Les volontés par texto sont-elles reconnues ? Réponse par Yves Alphé

 

Le cas de la famille de Metz

Avant de mettre fin à ses jours suite à son divorce, un père de famille a laissé, en guise de dernière volonté, un SMS à ses proches dont sa sœur. Sur ce message est inscrit « je veux que mon patrimoine revienne à ma mère ». La famille souhaitant respecter les dernières volontés du défunt, elle souhaite appliquer celles-ci en argumentant qu’il s’agit d’un testament olographe écrit et signé par le légataire.

Validité et évolutions

Le sms par testament est-il valable?
Le sms par testament est-il valable?

Cependant, ce que l’on appelle « quotité disponible » est une partie du patrimoine qui peut revenir à la mère, si précisé dans le testament. Le reste doit revenir aux autres légataires, par défaut les enfants. De plus, l’ex-femme n’accepte pas le testament par SMS. Et, en effet, le testament envoyé par SMS n’est pas considéré comme valide. Face à ce cas, l’avocat de la famille déclare qu’il faut une évolution pour trancher le débat, au vu de la progression de la technologie dans nos sociétés, précise Yves Alphé.
Il insiste ainsi sur le fait qu’il est nécessaire de faire passer le débat en ce que l’on appelle « question prioritaire de constitutionnalité« .

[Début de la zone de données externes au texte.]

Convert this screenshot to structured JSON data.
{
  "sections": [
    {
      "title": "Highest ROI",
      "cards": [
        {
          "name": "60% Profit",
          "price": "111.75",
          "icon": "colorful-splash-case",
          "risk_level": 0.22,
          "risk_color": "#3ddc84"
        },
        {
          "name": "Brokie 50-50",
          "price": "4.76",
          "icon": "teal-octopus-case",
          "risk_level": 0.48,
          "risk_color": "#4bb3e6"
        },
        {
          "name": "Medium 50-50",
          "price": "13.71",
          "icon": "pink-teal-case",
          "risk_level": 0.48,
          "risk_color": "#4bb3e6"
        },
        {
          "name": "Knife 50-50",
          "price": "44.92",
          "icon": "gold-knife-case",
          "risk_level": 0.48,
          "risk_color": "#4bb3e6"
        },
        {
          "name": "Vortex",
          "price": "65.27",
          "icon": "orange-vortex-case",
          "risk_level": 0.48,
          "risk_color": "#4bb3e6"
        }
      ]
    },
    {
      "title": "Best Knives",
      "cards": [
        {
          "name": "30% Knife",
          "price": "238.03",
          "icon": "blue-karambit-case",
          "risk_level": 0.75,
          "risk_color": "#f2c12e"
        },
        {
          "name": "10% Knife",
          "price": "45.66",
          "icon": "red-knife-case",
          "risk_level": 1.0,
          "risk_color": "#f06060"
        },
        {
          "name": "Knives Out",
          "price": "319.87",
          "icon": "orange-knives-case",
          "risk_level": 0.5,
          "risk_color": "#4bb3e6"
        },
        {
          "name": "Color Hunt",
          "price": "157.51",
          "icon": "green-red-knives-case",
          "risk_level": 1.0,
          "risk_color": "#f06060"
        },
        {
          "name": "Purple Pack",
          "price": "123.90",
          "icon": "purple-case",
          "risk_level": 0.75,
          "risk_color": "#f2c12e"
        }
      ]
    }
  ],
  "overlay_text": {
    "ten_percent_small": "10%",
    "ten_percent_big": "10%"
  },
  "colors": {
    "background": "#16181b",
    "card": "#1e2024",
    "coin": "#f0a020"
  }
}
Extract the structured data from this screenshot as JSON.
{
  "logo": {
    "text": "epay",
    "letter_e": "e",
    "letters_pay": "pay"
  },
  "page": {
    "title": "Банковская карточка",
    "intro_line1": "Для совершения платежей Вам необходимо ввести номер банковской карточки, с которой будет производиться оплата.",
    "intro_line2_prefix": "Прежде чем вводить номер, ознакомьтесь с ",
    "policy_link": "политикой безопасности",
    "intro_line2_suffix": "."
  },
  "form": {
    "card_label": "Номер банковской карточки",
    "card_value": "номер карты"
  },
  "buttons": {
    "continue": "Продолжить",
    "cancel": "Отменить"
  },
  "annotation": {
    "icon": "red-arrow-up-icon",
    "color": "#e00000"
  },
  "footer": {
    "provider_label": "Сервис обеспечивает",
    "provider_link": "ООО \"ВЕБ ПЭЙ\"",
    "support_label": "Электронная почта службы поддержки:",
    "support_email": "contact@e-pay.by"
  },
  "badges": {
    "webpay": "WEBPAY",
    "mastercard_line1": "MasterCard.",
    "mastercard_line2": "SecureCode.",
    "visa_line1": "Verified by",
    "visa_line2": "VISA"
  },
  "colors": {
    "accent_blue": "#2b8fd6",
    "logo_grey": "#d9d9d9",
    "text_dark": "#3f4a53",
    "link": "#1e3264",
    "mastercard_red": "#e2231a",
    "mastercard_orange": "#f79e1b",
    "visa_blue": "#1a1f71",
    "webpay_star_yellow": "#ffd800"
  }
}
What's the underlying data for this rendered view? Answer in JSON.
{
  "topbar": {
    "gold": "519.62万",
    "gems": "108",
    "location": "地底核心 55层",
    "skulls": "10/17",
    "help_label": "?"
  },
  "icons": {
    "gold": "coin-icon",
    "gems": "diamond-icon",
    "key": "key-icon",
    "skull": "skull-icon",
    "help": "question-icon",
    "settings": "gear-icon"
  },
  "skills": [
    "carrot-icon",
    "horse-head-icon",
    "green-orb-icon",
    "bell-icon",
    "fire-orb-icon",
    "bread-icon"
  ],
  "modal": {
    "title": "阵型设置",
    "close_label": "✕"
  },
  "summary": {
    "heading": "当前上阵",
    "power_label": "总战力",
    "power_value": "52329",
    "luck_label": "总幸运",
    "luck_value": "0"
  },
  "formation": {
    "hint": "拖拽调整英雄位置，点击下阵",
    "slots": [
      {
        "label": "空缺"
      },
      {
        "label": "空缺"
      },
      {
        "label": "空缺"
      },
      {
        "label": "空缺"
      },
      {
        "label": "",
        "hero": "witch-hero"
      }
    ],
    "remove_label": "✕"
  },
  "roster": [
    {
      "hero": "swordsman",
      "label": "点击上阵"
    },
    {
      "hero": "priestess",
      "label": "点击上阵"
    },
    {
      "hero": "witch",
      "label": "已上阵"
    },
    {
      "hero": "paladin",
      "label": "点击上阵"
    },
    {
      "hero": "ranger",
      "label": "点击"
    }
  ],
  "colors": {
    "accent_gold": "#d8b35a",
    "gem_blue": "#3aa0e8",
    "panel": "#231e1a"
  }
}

En effet, dans certains cas de décès imminent, le SMS peut être le seul moyen de témoigner soi-même des biens à léguer. Il serait donc judicieux de permettre un « testament par texto » s’il est envoyé à un proche de confiance, préconise Yves Alphé. Toutefois, se pose toujours la légitimité de l’envoi (pas de signature écrite, donc est-ce vraiment le mourant qui a écrit le message ?) ce qui relance le débat du testament par ce moyen électronique. Sachez également que le testament par vidéo n’est pas non plus valable dans la mesure où il requiert une signature du légataire. C’est l’article 960 et les suivants qui précisent que tout testament audiovisuel est considéré comme nul car doit être consigné par écrit.

Technologie et testament, rappels par Yves Alphé

Toutefois, sachez que technologie et succession ne sont pas incompatibles : il existe en effet le fichier central de dispositions de dernières volontés, accessibles par Internet. Ce fichier ne contient pas le testament. Cependant, il indique qu’un notaire spécifique est dépositaire du testament d’un légataire en particulier, précise Yves Alphé. Ce dossier permet de garantir l’exécution des testaments et a été mis au point il y a environ dix ans.